Southern signed a 12-year, 138,000-sf lease in January 2004, as GlobeSt.com previously reported. Yesterday the utility company signed another lease for 90,000 sf and extended the master lease to 15 years with an option to occupy the remaining 32,000 sf in the $50-million building within five years. Southern starts occupying the first 228,800 sf of its lease in January.

Officials at Southern and Barry couldn't be reached by GlobeSt.com's publication deadline to learn the aggregate value of the contract. However, brokers in a position to know tell GlobeSt.com the estimated value of the 15-year deal is $70 million. They base their estimate on the building's advertised net rate of $18.50 per sf.

In an internal company memo, a copy of which GlobeSt.com obtained, Southern's project director Brian Spickard called the deal with Barry "a situation in which everybody's a winner." The reference was to a deal Southern cut with Barry that allows Southern to sublease two floors or about 60,000 sf to a client, Balch & Bingham LP.
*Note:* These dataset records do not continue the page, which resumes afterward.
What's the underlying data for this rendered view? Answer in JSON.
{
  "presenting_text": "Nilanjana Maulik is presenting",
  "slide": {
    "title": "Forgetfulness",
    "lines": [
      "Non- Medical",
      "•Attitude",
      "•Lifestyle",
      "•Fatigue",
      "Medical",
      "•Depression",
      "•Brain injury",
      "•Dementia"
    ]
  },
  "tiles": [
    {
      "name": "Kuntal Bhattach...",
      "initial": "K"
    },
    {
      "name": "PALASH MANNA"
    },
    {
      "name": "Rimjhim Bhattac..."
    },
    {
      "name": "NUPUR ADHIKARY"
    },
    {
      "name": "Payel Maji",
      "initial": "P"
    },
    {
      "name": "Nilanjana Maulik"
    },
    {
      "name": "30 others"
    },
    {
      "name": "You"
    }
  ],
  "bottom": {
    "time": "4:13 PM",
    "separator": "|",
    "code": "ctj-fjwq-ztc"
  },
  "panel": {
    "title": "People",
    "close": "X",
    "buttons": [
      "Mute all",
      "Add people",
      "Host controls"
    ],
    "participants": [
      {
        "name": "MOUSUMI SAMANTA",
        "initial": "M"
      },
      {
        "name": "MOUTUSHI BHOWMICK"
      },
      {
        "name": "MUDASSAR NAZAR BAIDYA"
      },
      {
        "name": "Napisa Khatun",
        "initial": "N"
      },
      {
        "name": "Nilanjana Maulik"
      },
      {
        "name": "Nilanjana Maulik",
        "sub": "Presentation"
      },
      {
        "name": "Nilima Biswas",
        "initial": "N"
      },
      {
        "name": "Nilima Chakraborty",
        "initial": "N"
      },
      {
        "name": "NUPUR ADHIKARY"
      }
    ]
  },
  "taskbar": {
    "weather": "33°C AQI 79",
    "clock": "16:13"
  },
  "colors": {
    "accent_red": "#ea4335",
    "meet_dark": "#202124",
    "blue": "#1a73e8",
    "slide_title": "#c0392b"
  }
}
"With this deal, Barry Real Estate has a fully leased project; Balch & Bingham achieves a Downtown presence; and Southern Co. improves on every aspect of the original deal in terms of cost, security, parking and control of our work environment," Spickard told Southern employees in the memo. He didn't, however, spell out details of the lease on parking spaces, security and total cost of the rent.

For Barry principals Hal Barry and Chris Schoen, the deal is even sweeter, Downtown office brokers intimate with the project tell GlobeSt.com. "Barry is out-maneuvering everybody Downtown and in Midtown with lower than average quoted rents in the submarkets," a broker in a position to know tells GlobeSt.com. "At its advertised net rate of $18.50 per sf, Barry is snagging many of the major tenants other building owners had hoped to rent to at rates of $21 to $25 per sf."

Richard Bowers & Co. puts the average asking Downtown class A office rent at $21.50 per sf. Colliers Cauble Co. research has the average rent at $20.77 per sf. Hal Barry and Schoen couldn't be reached by GlobeSt.com's publication deadline.

Downtown brokers in a position to know note that Barry and Schoen can offer lower rates because the project had obtained tax allocation district funding, called TAD, from the local government to fund infrastructure improvements. "That leaves them in a nice position" to lease up their buildings, a broker familiar with the project tells GlobeSt.com.

Barry and Schoen are also expected to seek similar TAD funding for their 349,000-sf 55 Allen Plaza building that broke ground in April. Ernst & Young already has signed an estimated 15-year, 137,000-sf lease at 55 Allen Plaza, as GlobeSt.com previously reported.

Barry Real Estate also plans a third 600,000-sf, 34-story office, retail and hotel structure at 50 Allen Plaza. At a total 1.2 million sf, Allen Plaza, four blocks from Centennial Olympic Park, is the second largest office site next to the 55-story, 1.25-million-sf, 1,023-foot tall Bank of America Tower Downtown.